Poverty can lead a person to commit sins. If someone is hungry, they can go to any extent to satisfy their hunger. This gives rise to many social evils. Islam promotes charity and declares it as an integral part of faith.

Allah says in the Holy Quran:

“Righteousness is not merely that you turn your faces to the east or the west. But true righteousness is that a person believes in Allah, the Last Day, the angels, the Book (revealed by Allah) and the Messengers. Driven by love for Allah, he spends (his) wealth on the kindred, the orphans, the needy, the wayfarers and those who ask and in (liberating slaves’) necks, and establishes Prayer and pays Zakat (the Alms-due). And when they make a promise, they fulfill it and are steadfast in hardship (i.e., poverty) and suffering (i.e., ailment) and at the time of fierce fighting (i.e., jihad). It is these who are truthful and it is these who are righteous.‏” (Quran 2:177)

This Quranic verse emphasizes that genuine righteousness is not entirely based on external practices, but rather on one’s faith, actions, and character. It highlights the importance of belief in Allah, compassion towards others, fulfilling obligations, and perseverance in the face of hardships. These qualities are seen as the true markers of righteousness in Islam.
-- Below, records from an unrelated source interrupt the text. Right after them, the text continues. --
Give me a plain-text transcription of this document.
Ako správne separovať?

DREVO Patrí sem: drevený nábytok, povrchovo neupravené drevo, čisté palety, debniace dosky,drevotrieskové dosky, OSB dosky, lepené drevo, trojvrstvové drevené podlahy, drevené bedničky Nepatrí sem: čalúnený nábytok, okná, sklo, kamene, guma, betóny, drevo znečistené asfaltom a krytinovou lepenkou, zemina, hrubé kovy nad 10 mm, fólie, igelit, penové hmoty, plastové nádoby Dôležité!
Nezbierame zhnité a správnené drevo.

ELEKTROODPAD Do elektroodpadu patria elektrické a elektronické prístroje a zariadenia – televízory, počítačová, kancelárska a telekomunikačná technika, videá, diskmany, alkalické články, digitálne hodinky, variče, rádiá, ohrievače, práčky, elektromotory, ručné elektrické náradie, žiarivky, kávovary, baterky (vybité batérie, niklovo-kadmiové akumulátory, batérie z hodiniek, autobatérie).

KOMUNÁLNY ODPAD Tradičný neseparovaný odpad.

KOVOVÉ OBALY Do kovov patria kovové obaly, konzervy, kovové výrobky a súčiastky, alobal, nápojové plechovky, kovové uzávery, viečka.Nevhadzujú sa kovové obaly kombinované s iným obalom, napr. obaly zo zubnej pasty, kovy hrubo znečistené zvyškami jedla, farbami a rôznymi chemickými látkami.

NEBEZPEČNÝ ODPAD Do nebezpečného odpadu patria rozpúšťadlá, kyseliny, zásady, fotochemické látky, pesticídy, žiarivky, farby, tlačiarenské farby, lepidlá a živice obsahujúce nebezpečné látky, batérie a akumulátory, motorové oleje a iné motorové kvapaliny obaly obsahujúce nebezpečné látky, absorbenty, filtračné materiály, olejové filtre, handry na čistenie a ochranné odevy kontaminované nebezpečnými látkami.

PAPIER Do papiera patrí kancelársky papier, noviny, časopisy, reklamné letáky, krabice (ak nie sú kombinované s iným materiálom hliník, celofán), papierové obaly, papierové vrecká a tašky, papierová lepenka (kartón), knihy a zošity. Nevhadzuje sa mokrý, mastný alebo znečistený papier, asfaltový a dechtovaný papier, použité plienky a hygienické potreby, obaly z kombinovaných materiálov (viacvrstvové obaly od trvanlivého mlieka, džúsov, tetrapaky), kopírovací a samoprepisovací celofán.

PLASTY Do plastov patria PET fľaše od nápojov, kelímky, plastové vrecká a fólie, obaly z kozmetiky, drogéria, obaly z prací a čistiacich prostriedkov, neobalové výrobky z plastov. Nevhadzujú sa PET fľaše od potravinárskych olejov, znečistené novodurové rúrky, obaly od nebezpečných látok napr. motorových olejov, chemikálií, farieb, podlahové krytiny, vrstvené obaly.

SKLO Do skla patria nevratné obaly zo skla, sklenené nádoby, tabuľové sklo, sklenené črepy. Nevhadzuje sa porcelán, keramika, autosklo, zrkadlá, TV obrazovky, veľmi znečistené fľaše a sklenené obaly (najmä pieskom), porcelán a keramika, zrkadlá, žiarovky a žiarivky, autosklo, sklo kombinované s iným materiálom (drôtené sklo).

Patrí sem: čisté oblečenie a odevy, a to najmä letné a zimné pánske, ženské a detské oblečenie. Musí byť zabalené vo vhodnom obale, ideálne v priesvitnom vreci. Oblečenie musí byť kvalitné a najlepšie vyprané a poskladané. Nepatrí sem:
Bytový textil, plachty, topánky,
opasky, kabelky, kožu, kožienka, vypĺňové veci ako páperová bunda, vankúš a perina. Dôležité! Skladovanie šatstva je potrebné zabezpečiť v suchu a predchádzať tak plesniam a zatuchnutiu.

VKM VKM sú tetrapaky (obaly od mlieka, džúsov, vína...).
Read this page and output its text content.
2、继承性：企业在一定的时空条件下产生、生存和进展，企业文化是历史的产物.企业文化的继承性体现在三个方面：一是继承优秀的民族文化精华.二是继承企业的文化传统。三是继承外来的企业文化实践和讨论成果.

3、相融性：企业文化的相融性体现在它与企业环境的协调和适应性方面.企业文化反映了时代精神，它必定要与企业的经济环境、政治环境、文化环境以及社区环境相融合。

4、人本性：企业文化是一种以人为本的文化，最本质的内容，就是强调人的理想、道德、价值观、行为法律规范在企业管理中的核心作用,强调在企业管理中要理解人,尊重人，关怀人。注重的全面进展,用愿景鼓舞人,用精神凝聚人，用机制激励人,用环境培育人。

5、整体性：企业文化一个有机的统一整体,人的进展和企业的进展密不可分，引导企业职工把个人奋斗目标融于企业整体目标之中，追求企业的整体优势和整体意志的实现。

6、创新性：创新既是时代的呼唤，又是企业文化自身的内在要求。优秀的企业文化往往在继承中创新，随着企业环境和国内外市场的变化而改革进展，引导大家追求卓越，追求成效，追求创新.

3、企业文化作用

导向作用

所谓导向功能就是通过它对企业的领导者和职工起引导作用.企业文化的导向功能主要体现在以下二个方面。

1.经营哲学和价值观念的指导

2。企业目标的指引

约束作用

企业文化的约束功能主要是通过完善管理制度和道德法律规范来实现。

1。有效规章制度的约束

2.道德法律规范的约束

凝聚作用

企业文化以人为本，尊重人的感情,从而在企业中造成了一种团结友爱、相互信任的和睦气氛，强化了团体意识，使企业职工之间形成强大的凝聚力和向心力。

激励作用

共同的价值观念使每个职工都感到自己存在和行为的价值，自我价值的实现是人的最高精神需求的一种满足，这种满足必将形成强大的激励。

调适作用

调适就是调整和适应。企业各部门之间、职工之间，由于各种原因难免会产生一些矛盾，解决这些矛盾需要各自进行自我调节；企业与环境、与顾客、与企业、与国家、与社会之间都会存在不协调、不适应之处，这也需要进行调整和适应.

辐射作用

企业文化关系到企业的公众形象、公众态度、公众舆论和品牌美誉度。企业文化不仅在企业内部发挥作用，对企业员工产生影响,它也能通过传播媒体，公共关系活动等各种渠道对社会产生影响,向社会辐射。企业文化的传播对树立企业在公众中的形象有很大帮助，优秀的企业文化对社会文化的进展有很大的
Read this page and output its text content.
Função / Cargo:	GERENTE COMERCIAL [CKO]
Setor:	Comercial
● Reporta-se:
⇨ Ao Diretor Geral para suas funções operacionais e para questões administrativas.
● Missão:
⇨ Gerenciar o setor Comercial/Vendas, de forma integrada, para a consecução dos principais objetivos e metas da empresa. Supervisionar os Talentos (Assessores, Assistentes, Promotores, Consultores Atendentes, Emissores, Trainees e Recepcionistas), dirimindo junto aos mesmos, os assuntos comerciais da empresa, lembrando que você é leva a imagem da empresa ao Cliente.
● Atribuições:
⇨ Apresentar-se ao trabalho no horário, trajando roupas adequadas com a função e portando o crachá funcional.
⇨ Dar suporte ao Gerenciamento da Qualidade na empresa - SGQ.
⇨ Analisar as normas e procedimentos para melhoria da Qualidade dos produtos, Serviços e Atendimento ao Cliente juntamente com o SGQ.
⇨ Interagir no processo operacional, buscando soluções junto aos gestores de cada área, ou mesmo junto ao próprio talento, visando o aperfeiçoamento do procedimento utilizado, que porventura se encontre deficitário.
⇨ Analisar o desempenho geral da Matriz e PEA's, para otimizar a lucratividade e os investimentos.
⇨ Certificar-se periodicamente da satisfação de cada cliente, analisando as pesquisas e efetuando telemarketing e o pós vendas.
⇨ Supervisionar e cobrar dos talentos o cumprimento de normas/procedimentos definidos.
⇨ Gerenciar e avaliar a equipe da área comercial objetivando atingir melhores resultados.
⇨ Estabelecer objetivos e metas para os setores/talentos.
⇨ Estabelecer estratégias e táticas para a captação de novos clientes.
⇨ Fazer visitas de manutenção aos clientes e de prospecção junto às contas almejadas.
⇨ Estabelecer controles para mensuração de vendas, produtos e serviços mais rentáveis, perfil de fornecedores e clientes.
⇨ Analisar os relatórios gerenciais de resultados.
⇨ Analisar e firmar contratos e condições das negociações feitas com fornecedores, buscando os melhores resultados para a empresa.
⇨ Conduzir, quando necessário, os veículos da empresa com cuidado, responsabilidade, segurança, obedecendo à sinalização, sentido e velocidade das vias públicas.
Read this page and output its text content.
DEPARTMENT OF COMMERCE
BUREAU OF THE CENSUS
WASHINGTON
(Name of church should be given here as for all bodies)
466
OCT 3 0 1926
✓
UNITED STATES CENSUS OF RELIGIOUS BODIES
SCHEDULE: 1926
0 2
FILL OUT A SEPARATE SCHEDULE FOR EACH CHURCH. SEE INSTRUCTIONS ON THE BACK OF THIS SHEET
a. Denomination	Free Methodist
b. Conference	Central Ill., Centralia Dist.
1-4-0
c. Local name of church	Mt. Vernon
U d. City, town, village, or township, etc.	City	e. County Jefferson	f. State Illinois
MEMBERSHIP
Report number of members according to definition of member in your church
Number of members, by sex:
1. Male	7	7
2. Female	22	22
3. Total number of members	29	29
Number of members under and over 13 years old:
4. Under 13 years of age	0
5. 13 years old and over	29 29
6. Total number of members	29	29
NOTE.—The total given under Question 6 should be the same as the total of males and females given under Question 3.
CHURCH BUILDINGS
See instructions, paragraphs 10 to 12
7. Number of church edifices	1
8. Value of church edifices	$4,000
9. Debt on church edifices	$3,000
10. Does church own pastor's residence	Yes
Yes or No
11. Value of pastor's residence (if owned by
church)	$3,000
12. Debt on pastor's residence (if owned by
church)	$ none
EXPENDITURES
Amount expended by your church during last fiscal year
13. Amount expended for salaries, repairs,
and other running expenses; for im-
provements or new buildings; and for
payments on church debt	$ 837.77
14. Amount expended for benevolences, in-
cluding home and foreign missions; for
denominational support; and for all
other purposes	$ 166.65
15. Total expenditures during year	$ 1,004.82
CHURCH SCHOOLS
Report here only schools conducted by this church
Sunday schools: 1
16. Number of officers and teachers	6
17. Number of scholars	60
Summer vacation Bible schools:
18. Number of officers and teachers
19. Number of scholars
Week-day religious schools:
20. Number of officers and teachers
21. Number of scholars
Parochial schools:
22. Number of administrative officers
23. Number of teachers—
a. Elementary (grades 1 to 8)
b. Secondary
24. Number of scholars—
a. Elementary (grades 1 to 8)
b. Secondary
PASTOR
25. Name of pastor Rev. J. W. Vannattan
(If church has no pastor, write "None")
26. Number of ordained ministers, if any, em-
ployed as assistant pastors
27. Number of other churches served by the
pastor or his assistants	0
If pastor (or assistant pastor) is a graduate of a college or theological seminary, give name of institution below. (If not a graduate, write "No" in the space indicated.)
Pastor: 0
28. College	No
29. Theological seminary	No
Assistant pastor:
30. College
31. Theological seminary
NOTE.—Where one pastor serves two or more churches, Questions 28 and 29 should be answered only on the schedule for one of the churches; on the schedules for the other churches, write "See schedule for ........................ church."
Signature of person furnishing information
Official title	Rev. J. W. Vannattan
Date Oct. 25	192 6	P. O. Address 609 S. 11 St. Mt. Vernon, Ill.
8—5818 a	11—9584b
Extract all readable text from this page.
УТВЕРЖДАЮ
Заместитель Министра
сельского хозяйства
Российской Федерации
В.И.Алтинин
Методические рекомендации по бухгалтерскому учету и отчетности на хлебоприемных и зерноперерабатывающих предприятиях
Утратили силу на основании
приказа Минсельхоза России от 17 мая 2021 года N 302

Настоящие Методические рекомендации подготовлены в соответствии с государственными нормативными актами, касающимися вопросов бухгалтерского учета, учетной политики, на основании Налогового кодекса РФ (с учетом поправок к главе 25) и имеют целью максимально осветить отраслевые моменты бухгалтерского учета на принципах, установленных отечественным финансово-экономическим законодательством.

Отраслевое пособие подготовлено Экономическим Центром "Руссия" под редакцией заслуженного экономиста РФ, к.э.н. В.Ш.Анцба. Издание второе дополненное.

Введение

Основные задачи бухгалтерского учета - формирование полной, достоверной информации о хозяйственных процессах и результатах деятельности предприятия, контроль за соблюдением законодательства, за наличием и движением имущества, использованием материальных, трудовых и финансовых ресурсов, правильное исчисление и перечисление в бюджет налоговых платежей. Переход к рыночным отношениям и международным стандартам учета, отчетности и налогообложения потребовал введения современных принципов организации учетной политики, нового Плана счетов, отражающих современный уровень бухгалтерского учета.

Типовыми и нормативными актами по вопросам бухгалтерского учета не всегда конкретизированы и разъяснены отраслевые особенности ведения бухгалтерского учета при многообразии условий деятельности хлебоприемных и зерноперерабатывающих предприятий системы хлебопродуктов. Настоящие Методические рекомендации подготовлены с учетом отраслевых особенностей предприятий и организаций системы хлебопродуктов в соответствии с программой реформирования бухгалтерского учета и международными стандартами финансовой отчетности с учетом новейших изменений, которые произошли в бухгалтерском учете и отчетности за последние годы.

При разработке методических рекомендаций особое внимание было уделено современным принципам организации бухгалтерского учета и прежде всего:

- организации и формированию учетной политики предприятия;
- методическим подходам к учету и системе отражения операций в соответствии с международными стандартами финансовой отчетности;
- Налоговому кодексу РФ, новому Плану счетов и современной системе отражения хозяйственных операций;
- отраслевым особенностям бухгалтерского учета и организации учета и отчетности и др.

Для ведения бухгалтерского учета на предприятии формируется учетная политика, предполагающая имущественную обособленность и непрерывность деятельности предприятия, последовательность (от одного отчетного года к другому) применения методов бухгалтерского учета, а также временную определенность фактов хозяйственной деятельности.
Prophet Muhammed has said, “The believer is not he who eats his fill while his neighbor is hungry.” (Al-Albani)

Imam Ali (AS) said, Allah has made it obligatory for the wealthy to adequately meet the economic needs of the poor. If they fail to do so, they will be held accountable before Allah.”

Taking care of the basic needs of the poor is a part of faith. As all individuals are connected through the bond of neighborhood, it is the responsibility of the entire community to ensure that no one is deprived of their basic right to a livelihood.

Islam Promotes Equality and Justice for All

Islam is a religion that promotes peace and human rights. It encourages good behavior to every individual and urges other sections of society to provide basic rights to minorities within the Islamic state which can be envisioned in a utopian society.

Allah says in the Quran:

“There is no compulsion in Din (Religion). Surely, the guidance has been evidently distinguished from error.” (Quran 2:256)

There are numerous Hadith regarding the rights of non-Muslims.

“Whoever hurts a non-Muslim citizen of a Muslim state, I am his adversary, and I shall be his adversary on the Day of Resurrection.” (Abu-Dawood, Al-Sunan)

This Hadith conveys a clear message about the rights of non-Muslims and the consequences of mistreating them. 

It is not just a warning but a law that was in force in the Islamic State during the blessed era of the Prophet, which continued to be implemented later and is still a part of the Islamic State.

In an Islamic state, non-Muslims are given full freedom to perform their religious duties. There is no coercion in Islam. Forcing someone to convert to Islam is against the teachings of Islam, and it’s completely prohibited and declared a crime.

Allah says in the Holy Quran:

“(So) you have your din (religion), and I have my Din (Religion).” (Quran 109:6)

‏One notable incident is the Covenant of Medina, where Prophet Muhammad (SAWW) granted religious freedom to non-Muslims, allowing them to practice their faith and maintain their places of worship, including the Jews and other communities in the city. This exemplifies the Prophet’s commitment to tolerance and coexistence. 

The protection of their lives, property, honor, and dignity has been declared the responsibility of the state. 

Imam Ali (AS) said, “The blood of our non-Muslim subjects is equal to our blood, and their lives are as sacred as ours.”


Today, humanity needs such a world system for its survival, which is based on Islam. The system that humanity needs today can only be fulfilled by a system based on the teachings given by the Holy Prophet. The biggest proof of this is the universal charter of human rights, the last sermon (Khutabul Wada) of Prophet Muhammad, which every Muslim should read in order to better understand how to treat our community members and fellow human beings.